I was recently with ITU’s Head of Service Desk. We were trying to build a simple performance board for quality, lead-time, stock, and productivity using data from their ticketing system and AI. We spent time refining prompts, but we struggled to get Claude and Copilot to generate the “right” indicators, not really because we didn’t know how to write prompts but because we didn’t know how the system actually works.

AI cannot compensate for a lack of understanding of how things actually work, but it certainly exposes it. Across organizations, this technology is accelerating execution, but it is also revealing something deeper: most organizations are not designed for people to understand the systems they operate; they are designed to act, to deliver, and to move work forward. For years, this was sufficient because execution was the main constraint, but with AI execution becomes cheap and what becomes scarce is understanding.
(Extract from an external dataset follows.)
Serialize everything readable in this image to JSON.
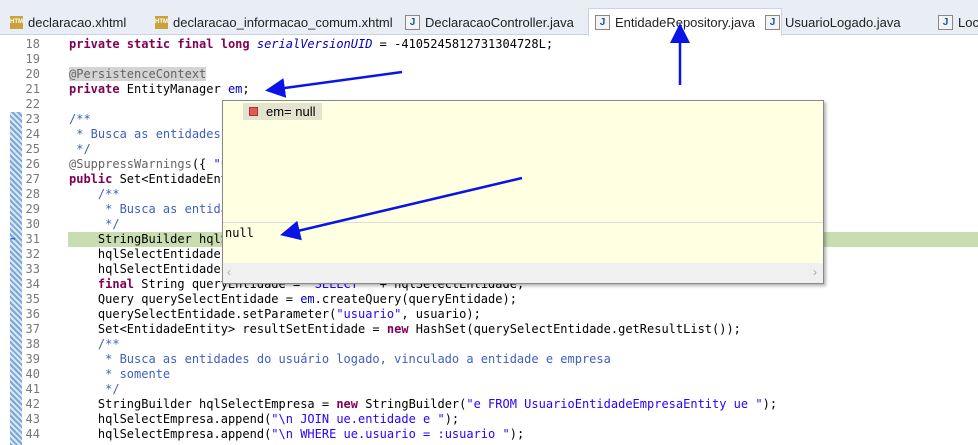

This is where the confusion begins: faced with inconsistent outputs or questionable insights, people often focus on improving prompts, but better prompts only matter if there is clarity. Without a solid grasp of how the system and the world around it work, better prompts simply produce more convincing answers built on the same flawed assumptions. Vague thinking leads to useless AI output, which leads to bad decisions made faster.

When Toyota developed the Toyota Production System, the goal was never primarily efficiency or cost reduction. Its core idea is to “build” people who understand the system they operate, which means going to the gemba, making problems visible, understanding cause and effect, learning through experimentation, and taking responsibility for improvement. Lean is not about optimizing isolated tasks but about developing the capability to see, think, and act on the system as a whole.

This is what AI now demands, because it has no real understanding of the real world; it generates outputs based on patterns, not meaning, so it cannot decide what matters, ensure coherence, or arbitrate real-world trade-offs. Those responsibilities remain entirely human.

Yet, most organizations are structured in ways that make this difficult: silos fragment knowledge, handoffs obscure accountability, and local optimization hides system-level effects, so people are trained to execute tasks and comply with processes rather than to understand how those tasks connect into a coherent whole.

Lean forces a different question: how does the system create value, and where does it fail? When people begin to see end-to-end flows, understand trade-offs, and connect decisions to outcomes, something changes: our understanding widens. AI is pushing organizations into a new reality: from executing tasks to framing problems, from following processes to understanding systems, from optimizing locally to optimizing globally, and from relying on experience to learning continuously. Lean is the only widely proven system that structures learning, embeds it in daily work, and scales it across teams. Without Lean, AI leads to superficial productivity gains accompanied by more rework, more misalignment, and greater fragility; with it, AI becomes a powerful lever for deeper learning.